The documentary company, taking advantage of my lack of education, didn’t pay me. I researched a couple of documentaries for them, both about diseases. Now they asked me to research one on the effects of disaster.
I had gone almost nine months on three to four hours’ sleep a night, often less. On Sunday mornings, when I could have gone to bed by three A.M. and not woken up until deep into the afternoon, I waited up for my working friend and then drank heavily with her, so that what benefits might have accrued from a long night of sleep were dissipated by chronic hangovers. I was comprehensively exhausted.
‘What kind of disaster?’ I asked, an ominous feeling rising inside.
‘All disaster. How does it affect a village when the mine collapses and kills all the men? What happens to a man after he’s had his legs amputated? Marital disaster, death of children, fatal diseases, bankruptcies, murder, suicide, aeroplane crashes. Communities and individuals. Psychologically and socially, how do we survive disaster?’
How am I going to survive this disaster? was the question in my mind. Long-term sleep deprivation makes you paranoid. Why had they chosen me to destroy with this gruesome work? I was getting stabbed and assaulted in my personal life. Now this? I was horrified. Days, weeks, months of grief and mutilation stretched ahead.

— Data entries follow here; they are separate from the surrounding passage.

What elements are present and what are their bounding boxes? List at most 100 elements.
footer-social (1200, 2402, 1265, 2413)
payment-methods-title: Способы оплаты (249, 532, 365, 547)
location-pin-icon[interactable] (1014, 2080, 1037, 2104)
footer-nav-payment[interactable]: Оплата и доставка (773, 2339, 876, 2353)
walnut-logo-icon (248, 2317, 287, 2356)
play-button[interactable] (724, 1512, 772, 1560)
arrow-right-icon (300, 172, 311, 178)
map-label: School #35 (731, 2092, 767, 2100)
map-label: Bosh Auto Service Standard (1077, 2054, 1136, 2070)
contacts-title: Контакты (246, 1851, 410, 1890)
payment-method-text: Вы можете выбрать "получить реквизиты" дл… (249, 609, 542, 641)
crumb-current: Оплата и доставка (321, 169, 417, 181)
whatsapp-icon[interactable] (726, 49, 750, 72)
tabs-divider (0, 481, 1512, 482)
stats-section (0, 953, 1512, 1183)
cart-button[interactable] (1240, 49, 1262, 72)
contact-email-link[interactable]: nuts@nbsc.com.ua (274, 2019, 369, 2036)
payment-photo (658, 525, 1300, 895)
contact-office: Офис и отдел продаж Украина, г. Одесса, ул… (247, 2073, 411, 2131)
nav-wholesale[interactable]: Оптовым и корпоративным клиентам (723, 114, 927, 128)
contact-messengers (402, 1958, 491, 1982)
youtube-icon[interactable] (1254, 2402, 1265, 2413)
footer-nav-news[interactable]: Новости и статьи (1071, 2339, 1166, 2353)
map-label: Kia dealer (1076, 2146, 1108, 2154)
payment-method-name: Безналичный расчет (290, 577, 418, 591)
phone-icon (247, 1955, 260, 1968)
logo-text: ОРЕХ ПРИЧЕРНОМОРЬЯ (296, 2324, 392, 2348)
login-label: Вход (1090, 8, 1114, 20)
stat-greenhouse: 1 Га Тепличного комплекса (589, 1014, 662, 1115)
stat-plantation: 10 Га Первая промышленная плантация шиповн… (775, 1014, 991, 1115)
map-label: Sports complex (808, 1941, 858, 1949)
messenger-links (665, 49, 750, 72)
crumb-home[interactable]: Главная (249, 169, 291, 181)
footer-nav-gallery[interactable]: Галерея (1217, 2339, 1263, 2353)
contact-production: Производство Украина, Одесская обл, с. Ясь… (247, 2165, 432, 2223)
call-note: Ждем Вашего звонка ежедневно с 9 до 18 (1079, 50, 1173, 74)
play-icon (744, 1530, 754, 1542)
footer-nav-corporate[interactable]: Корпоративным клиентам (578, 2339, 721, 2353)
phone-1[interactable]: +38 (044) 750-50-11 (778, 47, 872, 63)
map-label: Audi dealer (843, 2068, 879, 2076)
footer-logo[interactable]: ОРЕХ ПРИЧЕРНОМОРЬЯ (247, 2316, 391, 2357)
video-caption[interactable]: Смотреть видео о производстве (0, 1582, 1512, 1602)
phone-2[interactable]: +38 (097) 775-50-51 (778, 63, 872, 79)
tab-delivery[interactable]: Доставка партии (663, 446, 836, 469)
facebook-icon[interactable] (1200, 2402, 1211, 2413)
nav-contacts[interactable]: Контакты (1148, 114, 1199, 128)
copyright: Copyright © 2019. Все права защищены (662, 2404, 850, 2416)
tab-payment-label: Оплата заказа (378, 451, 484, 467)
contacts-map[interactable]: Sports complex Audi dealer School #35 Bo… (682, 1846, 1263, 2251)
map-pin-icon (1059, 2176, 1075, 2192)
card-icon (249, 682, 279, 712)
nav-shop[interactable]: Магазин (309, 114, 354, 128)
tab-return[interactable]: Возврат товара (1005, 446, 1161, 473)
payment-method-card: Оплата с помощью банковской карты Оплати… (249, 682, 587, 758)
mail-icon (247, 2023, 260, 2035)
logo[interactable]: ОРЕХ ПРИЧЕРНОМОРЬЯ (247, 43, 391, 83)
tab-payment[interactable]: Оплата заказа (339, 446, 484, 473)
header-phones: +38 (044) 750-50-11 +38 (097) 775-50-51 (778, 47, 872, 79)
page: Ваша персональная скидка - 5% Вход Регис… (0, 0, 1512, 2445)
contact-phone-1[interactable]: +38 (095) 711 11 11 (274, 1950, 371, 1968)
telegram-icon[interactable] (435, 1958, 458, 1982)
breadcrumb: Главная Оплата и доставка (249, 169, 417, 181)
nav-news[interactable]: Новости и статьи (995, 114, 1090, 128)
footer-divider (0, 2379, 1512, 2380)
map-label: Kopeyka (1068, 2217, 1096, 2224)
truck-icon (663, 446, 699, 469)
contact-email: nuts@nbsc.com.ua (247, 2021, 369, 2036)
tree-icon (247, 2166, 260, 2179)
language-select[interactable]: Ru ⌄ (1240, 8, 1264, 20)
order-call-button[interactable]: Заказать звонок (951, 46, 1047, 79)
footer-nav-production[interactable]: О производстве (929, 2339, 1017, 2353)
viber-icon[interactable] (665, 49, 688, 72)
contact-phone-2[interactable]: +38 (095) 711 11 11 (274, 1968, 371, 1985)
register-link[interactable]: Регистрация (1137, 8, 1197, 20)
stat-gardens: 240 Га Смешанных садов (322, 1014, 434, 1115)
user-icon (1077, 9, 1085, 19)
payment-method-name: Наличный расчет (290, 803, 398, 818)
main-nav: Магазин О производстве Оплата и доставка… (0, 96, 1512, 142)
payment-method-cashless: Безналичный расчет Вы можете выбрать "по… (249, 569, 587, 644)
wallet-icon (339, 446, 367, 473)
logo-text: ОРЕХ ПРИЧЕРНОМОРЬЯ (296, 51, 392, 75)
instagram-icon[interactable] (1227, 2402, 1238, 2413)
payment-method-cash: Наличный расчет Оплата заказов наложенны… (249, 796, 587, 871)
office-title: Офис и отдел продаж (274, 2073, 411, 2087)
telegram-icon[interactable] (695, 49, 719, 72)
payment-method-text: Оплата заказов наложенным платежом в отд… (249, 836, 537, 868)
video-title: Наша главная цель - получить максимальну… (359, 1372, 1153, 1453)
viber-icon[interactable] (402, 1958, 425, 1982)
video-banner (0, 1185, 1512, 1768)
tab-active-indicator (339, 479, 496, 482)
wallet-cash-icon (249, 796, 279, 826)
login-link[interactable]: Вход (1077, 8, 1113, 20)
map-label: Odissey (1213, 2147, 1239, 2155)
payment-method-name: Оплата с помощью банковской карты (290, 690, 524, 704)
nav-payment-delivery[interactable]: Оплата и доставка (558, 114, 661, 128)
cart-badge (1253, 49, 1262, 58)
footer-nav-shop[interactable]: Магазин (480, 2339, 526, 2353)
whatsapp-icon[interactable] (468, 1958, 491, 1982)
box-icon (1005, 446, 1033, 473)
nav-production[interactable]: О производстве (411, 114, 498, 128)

I began work. I saw some terrible sights and learned two interesting things. Several of the men I interviewed became compulsively sexual after their disasters. It was as if, having felt the wings of death brush against them, they now had to compensate by plunging in among the arms and legs of life. The second thing I learned was that if a community has a disaster which receives little media attention, it unites and remains united for years, whereas a community which suffers both disaster and heavy press attention fractures into a hierarchy of grief and contention.
It was all so painful and I was so exhausted that within a couple of weeks I began to develop a nervous tic. To be more precise,
I began to develop a nervous
sneer
. I’d be interviewing some poor sap whose wife had left him two days after he got hit by a lorry and was paralysed for life, and I’d feel my upper lip curl up on one side.
‘So,’ I’d sneer at him, ‘did your wife come to the hospital to visit you, or did she just straightaway take the kids and move up to Manchester with your best friend?’
As he replied, I would wipe at the lip with my fingers and it would straighten out. Moments later, however, up it would curl again, a ghastly involuntary tilde of contempt.
There were complaints and I was fired.
I retreated to the mill house, slept for a few weeks, and then got up and wrote a play. When I was fully recovered, I returned to London determined to be a playwright. I went to visit a friend of my parents, an unusual man, brilliant but unrealised, who was staging plays in a church hall in Holborn. He encouraged me and eventually staged a reading of my first play.
He also let slip the secret of my mother’s affair and the real paternity of my brother Francis. When I next returned to the mill house for the weekend, I looked at my parents differently. My father seemed almost heroic for having stayed all these years to provide stability for his four children. I never consciously blamed my mother for what she had done and never told her I knew her secret. Her suffering became more comprehensible in one way at least, because I now shared an element of it. It is said that keeping secrets drives men mad, and in later years when I interviewed old CIA men for a script I was writing, it was remarkable how many of them were semi-deranged alcoholics. It was hard to know this crucial fact about my brother and keep it to myself. How it must have been for my mother I can only imagine.